Last fall, sports TV business watchers expected Fox Sports to bid against Comcast here since Fox had competed against Time Warner for the Dodgers rights that it once held.

But because the Phils didn’t want to rock the boat they negotiated only with Comcast, which bought those rights at a rock-bottom price.

If the Phils were run by real entrepreneurs they would have started their own network like the Yankees (YES) and Red Sox (NESN) have, or at least used that prospect as leverage with Comcast.

But no. Phillies management kept their head down and accepted what Comcast offered. After all, the weak-kneed Phils must have thought, “If we started our own network wouldn’t Comcast charge us an arm and a leg to get on its choice digital menu?”

No, because then the team would have had all the leverage. Can you imagine getting a Comcast cable bill for a menu that didn’t include the Phillies? You would have had the choice of DirecTV, whose current subscribers are not permitted the honor of viewing Comcast SportsNet. Not to mention FIOS.

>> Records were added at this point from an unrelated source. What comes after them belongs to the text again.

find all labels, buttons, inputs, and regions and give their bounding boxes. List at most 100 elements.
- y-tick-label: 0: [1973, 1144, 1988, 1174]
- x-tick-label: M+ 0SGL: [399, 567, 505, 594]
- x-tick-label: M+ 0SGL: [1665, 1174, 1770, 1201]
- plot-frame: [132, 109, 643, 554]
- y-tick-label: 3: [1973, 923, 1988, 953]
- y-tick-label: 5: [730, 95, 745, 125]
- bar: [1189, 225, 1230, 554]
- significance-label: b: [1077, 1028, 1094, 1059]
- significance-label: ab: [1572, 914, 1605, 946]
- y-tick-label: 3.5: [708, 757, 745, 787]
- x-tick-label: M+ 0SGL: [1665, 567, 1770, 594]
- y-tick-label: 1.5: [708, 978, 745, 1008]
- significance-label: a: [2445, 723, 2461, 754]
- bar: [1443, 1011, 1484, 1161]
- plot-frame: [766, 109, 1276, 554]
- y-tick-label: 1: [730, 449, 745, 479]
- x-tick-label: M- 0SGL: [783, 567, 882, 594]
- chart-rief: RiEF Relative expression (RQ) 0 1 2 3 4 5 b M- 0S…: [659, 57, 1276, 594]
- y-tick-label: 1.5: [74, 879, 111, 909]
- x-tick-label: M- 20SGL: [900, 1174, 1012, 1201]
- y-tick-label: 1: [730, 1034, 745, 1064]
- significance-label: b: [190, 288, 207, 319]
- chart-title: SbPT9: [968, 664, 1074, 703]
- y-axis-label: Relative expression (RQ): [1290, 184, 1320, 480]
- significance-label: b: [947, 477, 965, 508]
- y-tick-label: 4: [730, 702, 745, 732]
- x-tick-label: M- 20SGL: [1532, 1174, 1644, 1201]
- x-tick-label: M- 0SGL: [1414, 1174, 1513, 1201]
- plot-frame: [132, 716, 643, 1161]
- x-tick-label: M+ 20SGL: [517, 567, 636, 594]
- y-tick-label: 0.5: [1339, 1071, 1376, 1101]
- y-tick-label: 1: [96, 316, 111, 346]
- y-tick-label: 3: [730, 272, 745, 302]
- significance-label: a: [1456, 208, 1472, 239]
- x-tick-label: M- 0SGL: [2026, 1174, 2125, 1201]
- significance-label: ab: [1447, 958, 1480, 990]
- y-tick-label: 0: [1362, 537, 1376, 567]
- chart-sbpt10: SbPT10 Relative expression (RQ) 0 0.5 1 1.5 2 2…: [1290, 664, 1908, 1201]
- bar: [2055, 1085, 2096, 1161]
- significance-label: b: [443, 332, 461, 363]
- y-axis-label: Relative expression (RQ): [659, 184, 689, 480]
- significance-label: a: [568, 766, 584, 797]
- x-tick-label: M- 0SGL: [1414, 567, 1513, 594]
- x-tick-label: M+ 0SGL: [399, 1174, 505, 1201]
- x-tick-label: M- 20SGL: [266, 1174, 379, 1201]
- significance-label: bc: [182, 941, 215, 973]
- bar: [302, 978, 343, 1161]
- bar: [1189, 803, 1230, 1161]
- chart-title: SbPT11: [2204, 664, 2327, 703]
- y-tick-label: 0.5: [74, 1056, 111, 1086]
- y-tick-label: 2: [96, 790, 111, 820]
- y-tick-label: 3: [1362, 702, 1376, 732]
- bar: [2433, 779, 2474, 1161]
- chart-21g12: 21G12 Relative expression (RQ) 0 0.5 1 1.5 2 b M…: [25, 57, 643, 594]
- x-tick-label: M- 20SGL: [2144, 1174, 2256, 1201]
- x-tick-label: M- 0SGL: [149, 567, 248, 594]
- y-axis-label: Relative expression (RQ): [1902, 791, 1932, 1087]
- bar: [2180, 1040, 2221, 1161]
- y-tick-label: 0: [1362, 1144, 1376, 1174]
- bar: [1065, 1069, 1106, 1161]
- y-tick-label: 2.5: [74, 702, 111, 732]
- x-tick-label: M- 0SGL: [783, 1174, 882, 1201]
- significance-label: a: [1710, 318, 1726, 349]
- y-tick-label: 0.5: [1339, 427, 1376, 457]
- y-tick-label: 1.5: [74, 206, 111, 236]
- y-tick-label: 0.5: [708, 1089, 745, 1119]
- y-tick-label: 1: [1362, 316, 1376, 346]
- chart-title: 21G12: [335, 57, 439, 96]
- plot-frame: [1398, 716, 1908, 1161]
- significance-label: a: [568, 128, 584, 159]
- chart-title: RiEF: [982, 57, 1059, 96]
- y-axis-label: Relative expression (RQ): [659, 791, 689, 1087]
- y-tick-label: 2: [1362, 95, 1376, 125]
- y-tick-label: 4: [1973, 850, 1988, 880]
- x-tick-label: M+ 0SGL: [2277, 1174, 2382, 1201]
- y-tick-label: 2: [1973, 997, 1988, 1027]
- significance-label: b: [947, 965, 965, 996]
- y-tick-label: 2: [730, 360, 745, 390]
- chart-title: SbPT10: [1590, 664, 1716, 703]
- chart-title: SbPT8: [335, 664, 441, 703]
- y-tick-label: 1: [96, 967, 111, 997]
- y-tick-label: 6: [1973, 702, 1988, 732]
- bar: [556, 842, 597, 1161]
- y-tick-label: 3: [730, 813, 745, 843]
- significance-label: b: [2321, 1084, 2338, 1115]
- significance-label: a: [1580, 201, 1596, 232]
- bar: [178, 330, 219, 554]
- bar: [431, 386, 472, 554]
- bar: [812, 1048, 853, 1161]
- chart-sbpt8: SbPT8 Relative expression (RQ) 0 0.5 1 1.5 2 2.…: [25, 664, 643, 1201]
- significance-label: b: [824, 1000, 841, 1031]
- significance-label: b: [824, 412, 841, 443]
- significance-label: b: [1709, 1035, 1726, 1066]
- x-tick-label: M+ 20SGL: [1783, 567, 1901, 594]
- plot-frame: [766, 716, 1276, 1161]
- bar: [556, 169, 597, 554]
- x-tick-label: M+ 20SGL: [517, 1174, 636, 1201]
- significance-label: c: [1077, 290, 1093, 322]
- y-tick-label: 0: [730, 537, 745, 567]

So what are the Phillies going to do with all the extra cash from TV? If only the Phils had a decent scouting system to draft blue-chippers and a Billy Beane-like general manager.

Instead, the farm system is empty because the Phils have incompetent scouts. And Ruben Amaro Jr. is so far in over his head that other general managers can’t wait for him to call at the trade deadline. Too late to do anything of note.

The Phillies are baseball’s only big market team that operates with a small market mentality.